BP 26: From Single-Molecule to Tissue Dynamics

BP 26.3: Vortrag

Donnerstag, 25. März 2010, 14:45–15:00, H43

Monitoring a single F_oF₁-ATP synthase in an anti-Brownian electrokinetic (ABEL) trap — •Karin Seyfert, Torsten Rendler, Andrea Zappe, Stefan Ernst, Nawid Zarrabi, and Michael Börsch — 3. Physikalisches Institut, Pfaffenwaldring 57, 70569 Stuttgart

ATP (adenosine triphosphate) is the energy currency of every cell. It is produced by the F_oF₁-ATP synthase. This membrane-embedded enzyme consists of two rotary motors. To analyze the functioning of this enzyme, we measure FRET (Fluorescence Resonance Energy Transer) with single, freely diffusing F_oF₁-ATP synthases in a confocal microscope. The disadvantage of this method is the limited observation time up to 300 ms due to Brownian motion [1]. We aim to trap the enzyme inside the confocal volume. The ABEL (Anti Brownian Electrokinetic) trap is a microfluidic system invented by A.E. Cohen (Harvard) and W.E. Moerner (Stanford) [2]. Fluorescent lipid vesicles containing a single FRET-labeled ATP synthase are monitored by an EMCCD camera and the image is used for the electrokinetic feedback in real time to bring the vesicle back to a set point. Thereby, extended FRET measurements on a single enzyme in solution are possible.

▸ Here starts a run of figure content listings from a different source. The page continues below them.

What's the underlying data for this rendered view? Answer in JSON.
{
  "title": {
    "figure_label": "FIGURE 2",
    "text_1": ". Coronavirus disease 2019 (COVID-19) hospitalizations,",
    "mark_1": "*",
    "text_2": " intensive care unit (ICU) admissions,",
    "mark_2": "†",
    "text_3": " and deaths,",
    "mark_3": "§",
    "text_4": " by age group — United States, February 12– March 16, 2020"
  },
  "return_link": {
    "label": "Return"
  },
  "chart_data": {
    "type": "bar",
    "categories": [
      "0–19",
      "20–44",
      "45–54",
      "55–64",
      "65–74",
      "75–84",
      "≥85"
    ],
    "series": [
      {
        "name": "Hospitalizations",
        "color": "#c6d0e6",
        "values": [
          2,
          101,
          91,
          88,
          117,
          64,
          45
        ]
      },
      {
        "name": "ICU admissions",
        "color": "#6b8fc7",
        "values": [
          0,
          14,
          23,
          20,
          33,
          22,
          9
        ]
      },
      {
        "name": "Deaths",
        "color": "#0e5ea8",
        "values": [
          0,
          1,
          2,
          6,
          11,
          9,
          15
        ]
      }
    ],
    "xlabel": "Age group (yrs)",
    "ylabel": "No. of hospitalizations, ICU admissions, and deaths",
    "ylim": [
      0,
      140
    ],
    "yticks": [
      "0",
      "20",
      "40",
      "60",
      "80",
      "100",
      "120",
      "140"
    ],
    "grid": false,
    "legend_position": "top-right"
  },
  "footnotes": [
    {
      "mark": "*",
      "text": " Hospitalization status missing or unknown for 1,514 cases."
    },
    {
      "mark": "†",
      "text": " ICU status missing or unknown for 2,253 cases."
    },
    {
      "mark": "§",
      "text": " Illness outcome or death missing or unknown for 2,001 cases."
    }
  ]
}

[1] M.G. Duser, N. Zarrabi, D.J. Cipriano, S. Ernst, G.D. Glick, S.D. Dunn, and M. Borsch: 36 degrees step size of proton-driven c-ring rotation in FoF1-ATP synthase, Embo Journal 28, 2689 (2009). [2] A.E. Cohen and W.E. Moerner: Suppressing Brownian motion of individual biomolecules in solution, Proc Natl Acad Sci U S A 103, 4362 (2006).